Adapting to Your Customer
Adaptability is the behavioral dimension that comes into play when salespeople are dealing with others, as they must adapt to each prospect’s style and potentially overcome their own styles while doing so. The Platinum Rule of “Do unto others as they would have you do unto them” takes into account that not everyone wants to be treated the same way. It should be a guidepost for adjusting the sales approach to match a customer’s behavioral style.
Becoming adaptable is a learnable skill. Adaptability is based on:
*Adjusting one’s image.
*Targeting presentations to meet others’ needs.
*Maintaining a willingness to receive feedback.
There are specific adaptability strategies for addressing each of the behavioral types. Additionally, the market now comprises four distinct generations:
- Civics (or the “greatest generation”).
- Gen Xers.
Each of these generational groups has specific values, behaviors, and communication preferences that salespeople need to be aware of and adapt to.
Understanding Customers’ Needs
Because selling value is based on understanding a customer’s wants and needs, a customer needs analysis should be performed for each sales effort. The goals of this analysis are to:
*Win prospects over early.
*Focus on needs and desires.
*See things from the prospect’s perspective.
*Gain high-quality input so as to make the best recommendation.
Listening is one of the best methods to achieve an understanding of customer needs. Taking notes is also extremely important. Whether the prospect is an individual or a large group, the overall objective is to gain information and knowledge that will lead to a proposed solution that best meets the prospects’ wants and needs.
Presenting Your Value Proposition
Communicating needs-based benefits is the primary way to create value in the prospect’s mind. Needs-based benefits are benefits that match the customers’ definitions of value and meet their needs at the current time.
Presentations that communicate value should be:
*Based on input derived from prospects’ key decision makers.
*Presented to senior executives and the right key stakeholders.
*Inclusive of specific, targeted value points and tied to the prospect’s senior management philosophy.
*Fresh, well organized, and relevant.
*Interactive and engaging.
Third-party references and testimonials inspire confidence and are excellent ways to communicate value to clients and prospects.
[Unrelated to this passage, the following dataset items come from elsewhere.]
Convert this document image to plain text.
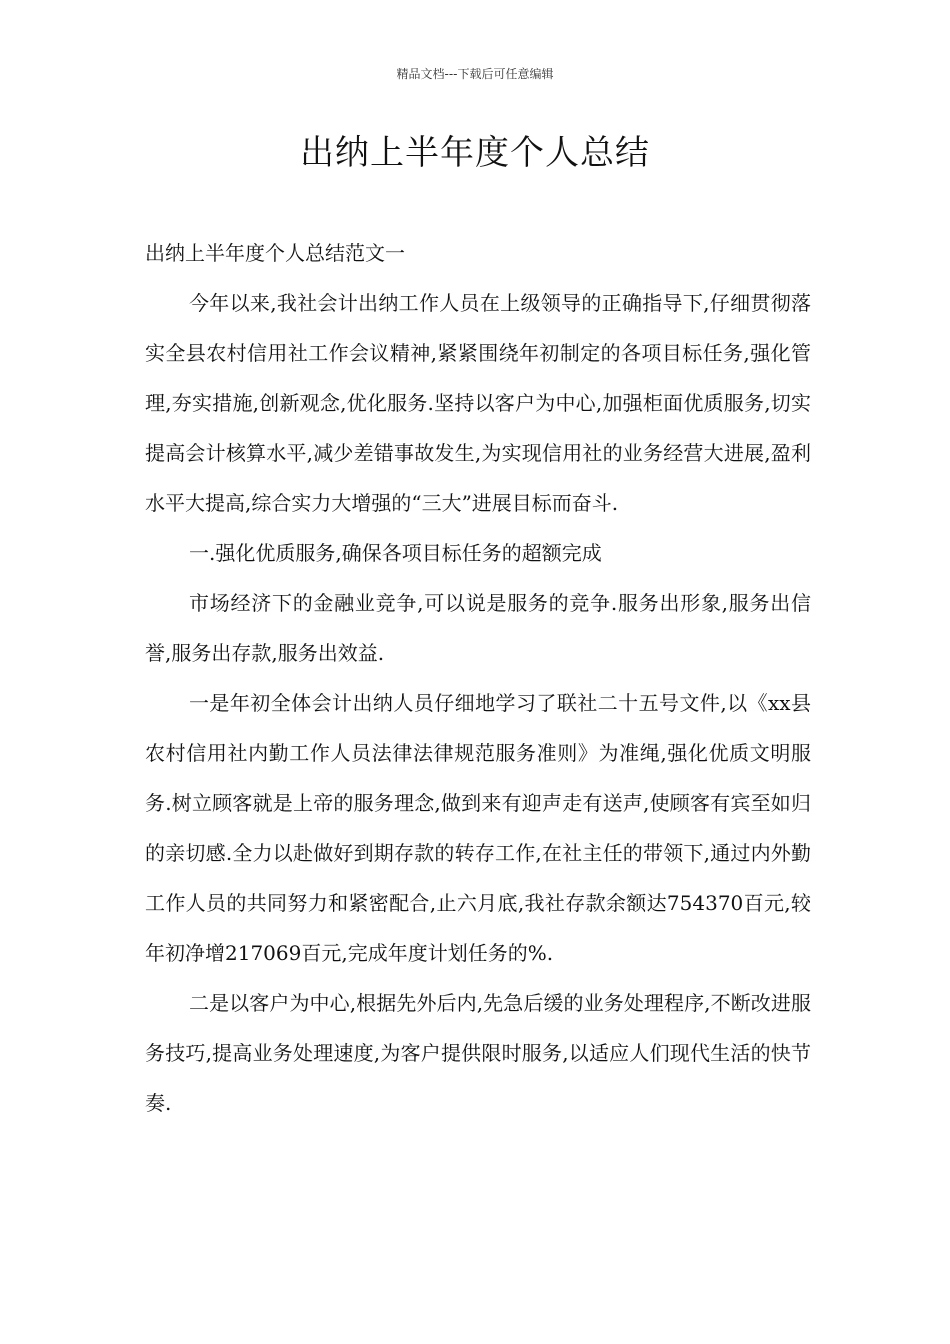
精品文档---下载后可任意编辑
出纳上半年度个人总结

出纳上半年度个人总结范文一

今年以来,我社会计出纳工作人员在上级领导的正确指导下,仔细贯彻落实全县农村信用社工作会议精神,紧紧围绕年初制定的各项目标任务,强化管理,夯实措施,创新观念,优化服务.坚持以客户为中心,加强柜面优质服务,切实提高会计核算水平,减少差错事故发生,为实现信用社的业务经营大进展,盈利水平大提高,综合实力大增强的“三大”进展目标而奋斗.

一.强化优质服务,确保各项目标任务的超额完成

市场经济下的金融业竞争,可以说是服务的竞争.服务出形象,服务出信誉,服务出存款,服务出效益.

一是年初全体会计出纳人员仔细地学习了联社二十五号文件,以《xx县农村信用社内勤工作人员法律法律规范服务准则》为准绳,强化优质文明服务.树立顾客就是上帝的服务理念,做到来有迎声走有送声,使顾客有宾至如归的亲切感.全力以赴做好到期存款的转存工作,在社主任的带领下,通过内外勤工作人员的共同努力和紧密配合,止六月底,我社存款余额达754370百元,较年初净增217069百元,完成年度计划任务的%.

二是以客户为中心,根据先外后内,先急后缓的业务处理程序,不断改进服务技巧,提高业务处理速度,为客户提供限时服务,以适应人们现代生活的快节奏.
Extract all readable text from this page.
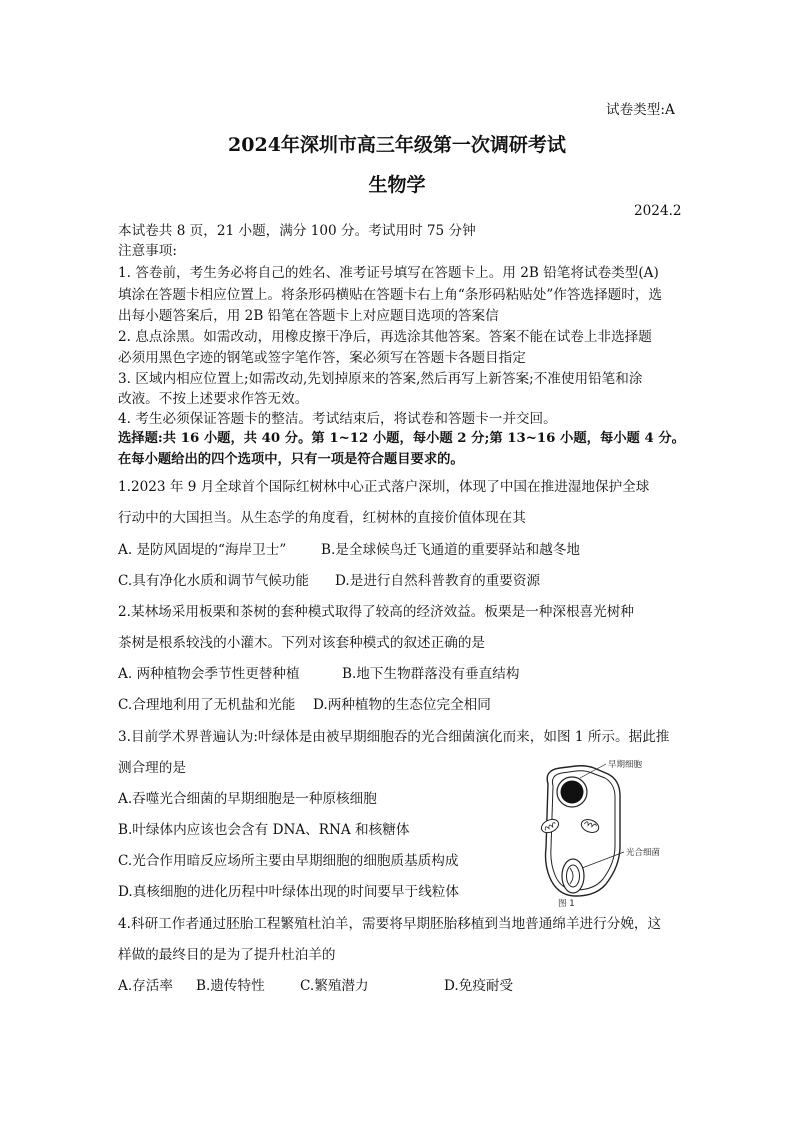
试卷类型:A
2024年深圳市高三年级第一次调研考试
生物学
2024.2
本试卷共 8 页，21 小题，满分 100 分。考试用时 75 分钟
注意事项:
1. 答卷前，考生务必将自己的姓名、准考证号填写在答题卡上。用 2B 铅笔将试卷类型(A)
填涂在答题卡相应位置上。将条形码横贴在答题卡右上角“条形码粘贴处”作答选择题时，选
出每小题答案后，用 2B 铅笔在答题卡上对应题目选项的答案信
2. 息点涂黑。如需改动，用橡皮擦干净后，再选涂其他答案。答案不能在试卷上非选择题
必须用黑色字迹的钢笔或签字笔作答，案必须写在答题卡各题目指定
3. 区域内相应位置上;如需改动,先划掉原来的答案,然后再写上新答案;不准使用铅笔和涂
改液。不按上述要求作答无效。
4. 考生必须保证答题卡的整洁。考试结束后，将试卷和答题卡一并交回。
选择题:共 16 小题，共 40 分。第 1~12 小题，每小题 2 分;第 13~16 小题，每小题 4 分。
在每小题给出的四个选项中，只有一项是符合题目要求的。
1.2023 年 9 月全球首个国际红树林中心正式落户深圳，体现了中国在推进湿地保护全球
行动中的大国担当。从生态学的角度看，红树林的直接价值体现在其
A. 是防风固堤的“海岸卫士”	B.是全球候鸟迁飞通道的重要驿站和越冬地
C.具有净化水质和调节气候功能 D.是进行自然科普教育的重要资源
2.某林场采用板栗和茶树的套种模式取得了较高的经济效益。板栗是一种深根喜光树种
茶树是根系较浅的小灌木。下列对该套种模式的叙述正确的是
A. 两种植物会季节性更替种植	B.地下生物群落没有垂直结构
C.合理地利用了无机盐和光能 D.两种植物的生态位完全相同
3.目前学术界普遍认为:叶绿体是由被早期细胞吞的光合细菌演化而来，如图 1 所示。据此推
测合理的是
A.吞噬光合细菌的早期细胞是一种原核细胞
B.叶绿体内应该也会含有 DNA、RNA 和核糖体
C.光合作用暗反应场所主要由早期细胞的细胞质基质构成
D.真核细胞的进化历程中叶绿体出现的时间要早于线粒体
早期细胞
光合细菌
图 1
4.科研工作者通过胚胎工程繁殖杜泊羊，需要将早期胚胎移植到当地普通绵羊进行分娩，这
样做的最终目的是为了提升杜泊羊的
A.存活率 B.遗传特性	C.繁殖潜力	D.免疫耐受
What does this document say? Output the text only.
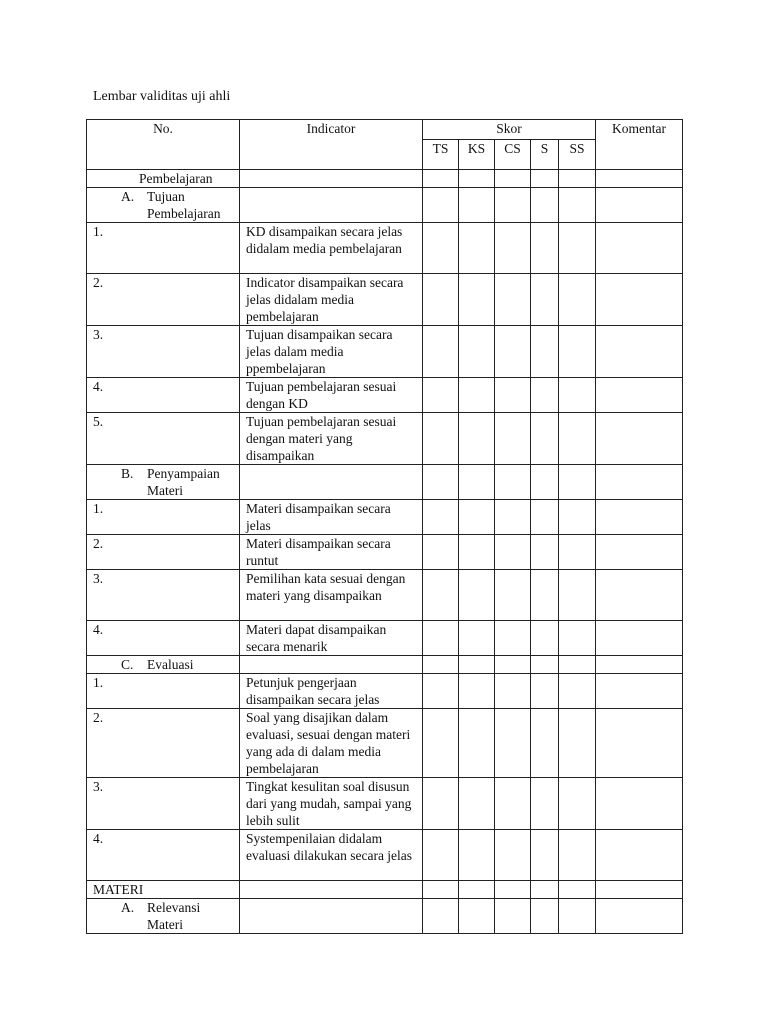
Lembar validitas uji ahli
No.	Indicator	Skor					Komentar
		TS	KS	CS	S	SS	
Pembelajaran							

A. Tujuan Pembelajaran							

1.	KD disampaikan secara jelas didalam media pembelajaran						
2.	Indicator disampaikan secara jelas didalam media pembelajaran						
3.	Tujuan disampaikan secara jelas dalam media ppembelajaran						
4.	Tujuan pembelajaran sesuai dengan KD						
5.	Tujuan pembelajaran sesuai dengan materi yang disampaikan						

B. Penyampaian Materi							

1.	Materi disampaikan secara jelas						
2.	Materi disampaikan secara runtut						
3.	Pemilihan kata sesuai dengan materi yang disampaikan						
4.	Materi dapat disampaikan secara menarik						

C. Evaluasi							

1.	Petunjuk pengerjaan disampaikan secara jelas						
2.	Soal yang disajikan dalam evaluasi, sesuai dengan materi yang ada di dalam media pembelajaran						
3.	Tingkat kesulitan soal disusun dari yang mudah, sampai yang lebih sulit						
4.	Systempenilaian didalam evaluasi dilakukan secara jelas						
MATERI							

A. Relevansi Materi							
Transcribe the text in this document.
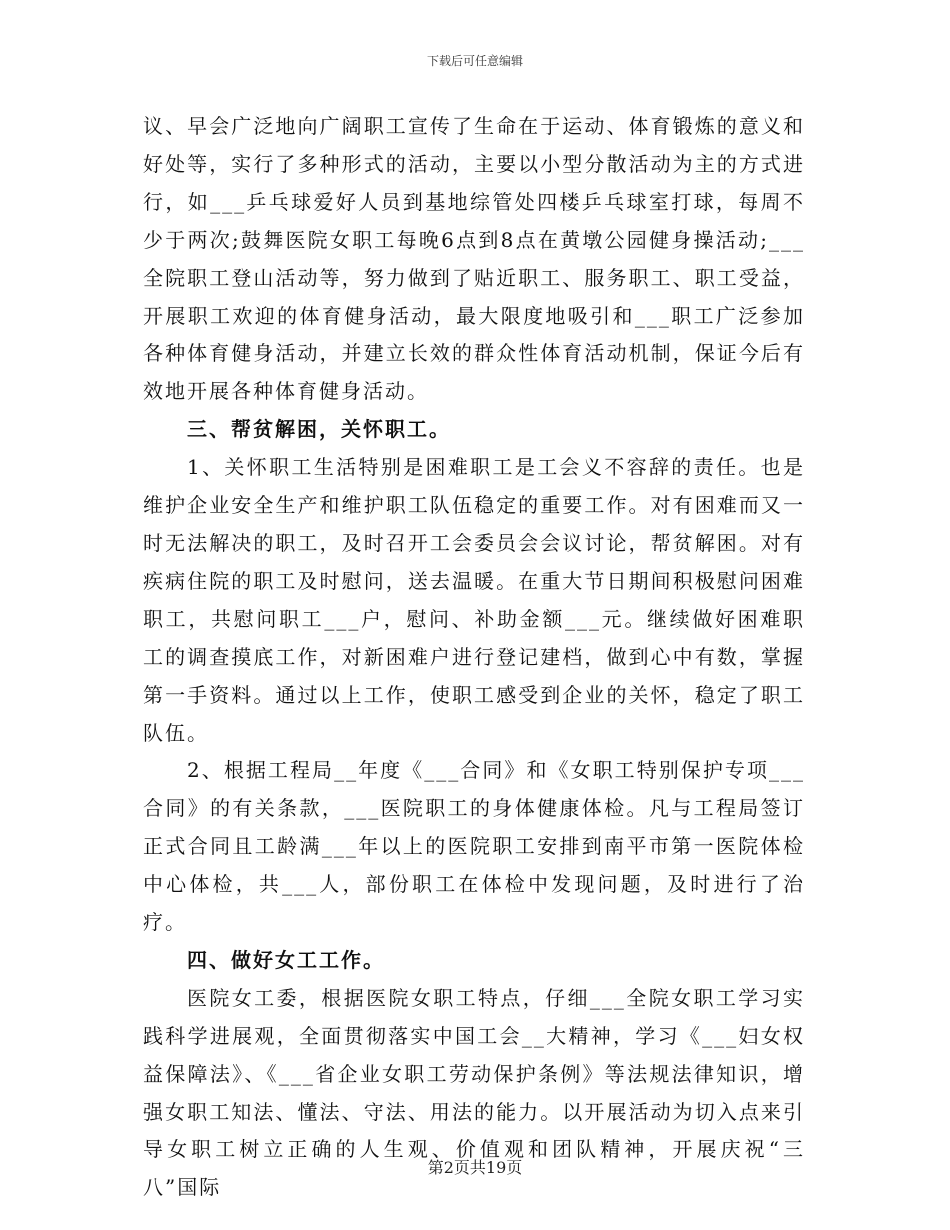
下载后可任意编辑

议、早会广泛地向广阔职工宣传了生命在于运动、体育锻炼的意义和好处等，实行了多种形式的活动，主要以小型分散活动为主的方式进行，如___乒乓球爱好人员到基地综管处四楼乒乓球室打球，每周不少于两次;鼓舞医院女职工每晚6点到8点在黄墩公园健身操活动;___全院职工登山活动等，努力做到了贴近职工、服务职工、职工受益，开展职工欢迎的体育健身活动，最大限度地吸引和___职工广泛参加各种体育健身活动，并建立长效的群众性体育活动机制，保证今后有效地开展各种体育健身活动。

三、帮贫解困，关怀职工。

1、关怀职工生活特别是困难职工是工会义不容辞的责任。也是维护企业安全生产和维护职工队伍稳定的重要工作。对有困难而又一时无法解决的职工，及时召开工会委员会会议讨论，帮贫解困。对有疾病住院的职工及时慰问，送去温暖。在重大节日期间积极慰问困难职工，共慰问职工___户，慰问、补助金额___元。继续做好困难职工的调查摸底工作，对新困难户进行登记建档，做到心中有数，掌握第一手资料。通过以上工作，使职工感受到企业的关怀，稳定了职工队伍。

2、根据工程局__年度《___合同》和《女职工特别保护专项___合同》的有关条款，___医院职工的身体健康体检。凡与工程局签订正式合同且工龄满___年以上的医院职工安排到南平市第一医院体检中心体检，共___人，部份职工在体检中发现问题，及时进行了治疗。

四、做好女工工作。

医院女工委，根据医院女职工特点，仔细___全院女职工学习实践科学进展观，全面贯彻落实中国工会__大精神，学习《___妇女权益保障法》、《___省企业女职工劳动保护条例》等法规法律知识，增强女职工知法、懂法、守法、用法的能力。以开展活动为切入点来引导女职工树立正确的人生观、价值观和团队精神，开展庆祝“三八”国际

第2页共19页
Inside influencers (trusted individuals from outside the organization) are very useful in testing and confirming the value of a proposed solution and can help a salesperson refine a presentation.
Additionally, any references to the salesperson’s team and company should be contexted as “we” rather than “them;” each presentation should be unique; and any presentation should seek to inspire trust and ensure the salesperson has the prospect’s best interests in mind.